On March 9, 2010, Torrence signed a 1-year contract to return to the New Orleans Saints. He was waived on September 7 but re-signed on September 14. Torrence made several key plays in a nationally televised Sunday Night Football game against the Pittsburgh Steelers on October 31, 2010, first tackling Antwaan Randle El just short of the goal line to prevent a Steelers touchdown in the first half, then intercepting Ben Roethlisberger's pass late in the fourth quarter to seal the Saints' 20–10 win. It was the first interception of his NFL career.

On October 26, 2011, against the Indianapolis Colts, Torrence intercepted Curtis Painter's pass and returned it 42 yards for his first NFL touchdown.

Torrence has been noted for his support of the Sojourner Truth Academy, a New Orleans charter school high school founded by a Stanford classmate: Torrence raised $50,000 from his Saints teammates that was matched by an NFL grant and used to fund the school's football team.

===Second Stint with Redskins===
The Washington Redskins signed Torrence on April 10, 2012. The team released him on June 2, 2012.

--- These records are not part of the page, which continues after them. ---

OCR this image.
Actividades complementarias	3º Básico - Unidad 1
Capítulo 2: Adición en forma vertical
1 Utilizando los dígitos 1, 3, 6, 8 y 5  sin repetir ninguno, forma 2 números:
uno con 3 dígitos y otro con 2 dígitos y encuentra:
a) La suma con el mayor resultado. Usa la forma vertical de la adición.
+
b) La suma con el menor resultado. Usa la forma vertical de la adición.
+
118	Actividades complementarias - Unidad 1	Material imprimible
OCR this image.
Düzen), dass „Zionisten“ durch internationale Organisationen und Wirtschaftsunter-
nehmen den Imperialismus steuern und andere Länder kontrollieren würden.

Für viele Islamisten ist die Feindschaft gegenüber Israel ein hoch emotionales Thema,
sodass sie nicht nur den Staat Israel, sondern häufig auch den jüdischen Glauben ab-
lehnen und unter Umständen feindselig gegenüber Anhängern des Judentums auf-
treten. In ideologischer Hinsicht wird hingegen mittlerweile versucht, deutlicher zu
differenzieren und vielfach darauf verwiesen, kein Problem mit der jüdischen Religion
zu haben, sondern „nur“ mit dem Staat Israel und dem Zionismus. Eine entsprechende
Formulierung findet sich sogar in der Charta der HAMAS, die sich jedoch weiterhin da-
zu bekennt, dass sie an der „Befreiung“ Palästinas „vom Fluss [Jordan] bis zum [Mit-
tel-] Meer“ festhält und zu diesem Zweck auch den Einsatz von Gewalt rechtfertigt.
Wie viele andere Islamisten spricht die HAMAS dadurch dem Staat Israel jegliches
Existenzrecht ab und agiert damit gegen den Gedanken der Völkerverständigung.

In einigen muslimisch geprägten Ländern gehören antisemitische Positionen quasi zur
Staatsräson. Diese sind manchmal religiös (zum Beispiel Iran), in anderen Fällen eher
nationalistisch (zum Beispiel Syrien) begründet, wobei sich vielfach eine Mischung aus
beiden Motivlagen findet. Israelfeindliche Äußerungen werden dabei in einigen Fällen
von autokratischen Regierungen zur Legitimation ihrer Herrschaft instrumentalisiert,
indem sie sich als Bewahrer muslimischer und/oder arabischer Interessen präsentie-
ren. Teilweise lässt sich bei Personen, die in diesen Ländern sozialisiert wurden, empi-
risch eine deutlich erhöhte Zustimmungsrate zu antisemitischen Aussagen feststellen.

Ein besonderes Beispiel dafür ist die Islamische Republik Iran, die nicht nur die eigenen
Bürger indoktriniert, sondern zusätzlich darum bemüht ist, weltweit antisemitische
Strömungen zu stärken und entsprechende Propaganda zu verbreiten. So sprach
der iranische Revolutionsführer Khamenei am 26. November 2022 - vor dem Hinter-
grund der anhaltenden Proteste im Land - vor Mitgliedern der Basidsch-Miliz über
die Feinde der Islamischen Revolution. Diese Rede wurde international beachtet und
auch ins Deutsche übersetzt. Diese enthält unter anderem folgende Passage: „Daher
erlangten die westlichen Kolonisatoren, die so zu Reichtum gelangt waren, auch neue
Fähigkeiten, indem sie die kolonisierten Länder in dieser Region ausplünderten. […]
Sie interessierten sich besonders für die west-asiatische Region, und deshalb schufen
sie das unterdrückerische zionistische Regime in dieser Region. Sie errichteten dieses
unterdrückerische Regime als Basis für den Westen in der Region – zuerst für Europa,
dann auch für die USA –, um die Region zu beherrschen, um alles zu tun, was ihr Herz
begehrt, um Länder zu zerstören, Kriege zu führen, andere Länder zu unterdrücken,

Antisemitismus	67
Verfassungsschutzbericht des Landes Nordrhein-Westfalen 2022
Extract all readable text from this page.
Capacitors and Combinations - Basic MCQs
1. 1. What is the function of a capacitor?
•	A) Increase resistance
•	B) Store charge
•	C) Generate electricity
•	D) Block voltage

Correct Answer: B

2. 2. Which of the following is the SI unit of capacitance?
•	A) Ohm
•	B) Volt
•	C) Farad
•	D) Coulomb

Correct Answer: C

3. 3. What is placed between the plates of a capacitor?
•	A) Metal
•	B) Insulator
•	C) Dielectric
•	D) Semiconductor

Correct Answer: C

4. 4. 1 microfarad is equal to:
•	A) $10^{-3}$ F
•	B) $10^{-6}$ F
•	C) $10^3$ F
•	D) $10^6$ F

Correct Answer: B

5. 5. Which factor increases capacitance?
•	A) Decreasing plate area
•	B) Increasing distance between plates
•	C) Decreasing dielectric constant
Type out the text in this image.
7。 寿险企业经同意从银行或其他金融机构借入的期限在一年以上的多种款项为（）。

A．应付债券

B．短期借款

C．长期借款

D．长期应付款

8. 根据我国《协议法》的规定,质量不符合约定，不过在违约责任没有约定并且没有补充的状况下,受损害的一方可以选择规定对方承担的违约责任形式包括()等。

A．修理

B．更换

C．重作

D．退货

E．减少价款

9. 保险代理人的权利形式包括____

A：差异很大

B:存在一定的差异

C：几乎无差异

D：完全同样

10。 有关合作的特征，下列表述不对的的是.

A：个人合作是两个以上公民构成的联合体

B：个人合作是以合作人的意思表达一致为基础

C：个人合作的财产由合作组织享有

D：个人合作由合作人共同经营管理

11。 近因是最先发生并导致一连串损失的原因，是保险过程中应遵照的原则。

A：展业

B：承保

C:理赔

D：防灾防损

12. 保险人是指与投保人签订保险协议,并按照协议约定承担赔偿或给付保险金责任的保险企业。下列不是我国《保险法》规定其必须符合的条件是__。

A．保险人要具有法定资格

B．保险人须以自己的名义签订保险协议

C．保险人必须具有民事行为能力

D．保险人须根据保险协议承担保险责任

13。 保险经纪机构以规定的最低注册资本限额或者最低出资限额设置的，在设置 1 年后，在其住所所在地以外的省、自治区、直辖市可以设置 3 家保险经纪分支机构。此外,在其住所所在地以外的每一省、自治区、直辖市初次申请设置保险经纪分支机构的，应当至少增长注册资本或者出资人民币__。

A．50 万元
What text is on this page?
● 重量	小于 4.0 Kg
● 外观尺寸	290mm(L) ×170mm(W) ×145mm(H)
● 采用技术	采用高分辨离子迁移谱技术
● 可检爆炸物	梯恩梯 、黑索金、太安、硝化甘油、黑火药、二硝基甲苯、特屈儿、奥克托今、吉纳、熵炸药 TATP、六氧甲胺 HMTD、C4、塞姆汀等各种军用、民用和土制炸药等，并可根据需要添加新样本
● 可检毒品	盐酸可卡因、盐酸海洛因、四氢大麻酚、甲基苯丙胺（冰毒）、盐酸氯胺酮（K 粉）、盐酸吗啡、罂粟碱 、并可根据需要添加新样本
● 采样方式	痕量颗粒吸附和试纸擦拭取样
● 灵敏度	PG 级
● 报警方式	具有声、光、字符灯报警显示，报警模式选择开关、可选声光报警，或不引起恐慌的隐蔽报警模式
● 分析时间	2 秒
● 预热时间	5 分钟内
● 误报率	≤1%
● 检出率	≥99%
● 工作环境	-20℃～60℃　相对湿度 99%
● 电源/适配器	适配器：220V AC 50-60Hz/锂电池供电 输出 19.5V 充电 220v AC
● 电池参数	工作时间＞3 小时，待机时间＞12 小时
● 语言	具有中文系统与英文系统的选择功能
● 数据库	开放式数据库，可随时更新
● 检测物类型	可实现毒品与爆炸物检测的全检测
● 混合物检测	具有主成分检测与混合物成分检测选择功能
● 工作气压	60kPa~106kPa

===Jacksonville Jaguars===
Torrence was signed by the Jacksonville Jaguars on July 31, 2012, and later released on August 31.

==NFL career statistics==

Legend
| Bold | Career high |

===Regular season===

Year: Team; Games; Tackles; Interceptions; Fumbles
GP: GS; Cmb; Solo; Ast; Sck; TFL; Int; Yds; TD; Lng; PD; FF; FR; Yds; TD
2005: ATL; 10; 0; 8; 7; 1; 0.0; 0; 0; 0; 0; 0; 0; 0; 0; 0; 0
2007: WAS; 16; 1; 43; 34; 9; 1.0; 1; 0; 0; 0; 0; 0; 0; 0; 0; 0
2008: MIN; 9; 0; 16; 11; 5; 0.0; 0; 0; 0; 0; 0; 2; 0; 0; 0; 0
NOR: 7; 0; 9; 7; 2; 0.0; 0; 0; 0; 0; 0; 2; 0; 0; 0; 0
2009: NOR; 5; 0; 10; 9; 1; 0.5; 0; 0; 0; 0; 0; 0; 0; 0; 0; 0
2010: NOR; 13; 0; 28; 27; 1; 1.0; 2; 1; 21; 0; 21; 2; 0; 0; 0; 0
2011: NOR; 13; 0; 20; 17; 3; 1.0; 1; 1; 42; 1; 42; 3; 0; 0; 0; 0
73; 1; 134; 112; 22; 3.5; 4; 2; 63; 1; 42; 9; 0; 0; 0; 0

===Playoffs===

Year: Team; Games; Tackles; Interceptions; Fumbles
GP: GS; Cmb; Solo; Ast; Sck; TFL; Int; Yds; TD; Lng; PD; FF; FR; Yds; TD
2007: WAS; 1; 1; 3; 3; 0; 0.0; 0; 0; 0; 0; 0; 1; 0; 0; 0; 0
2010: NOR; 1; 0; 1; 1; 0; 0.0; 0; 0; 0; 0; 0; 0; 0; 0; 0; 0
2; 1; 4; 4; 0; 0.0; 0; 0; 0; 0; 0; 1; 0; 0; 0; 0

==Coaching career==
===New Orleans Saints===
Torrence was a coaching intern for the Saints in 2016, and on March 5, 2017, it was reported that the Saints had promoted him to defensive assistant coach.

===New York Jets===
In February 2020, Torrence was named assistant defensive backs coach for the New York Jets.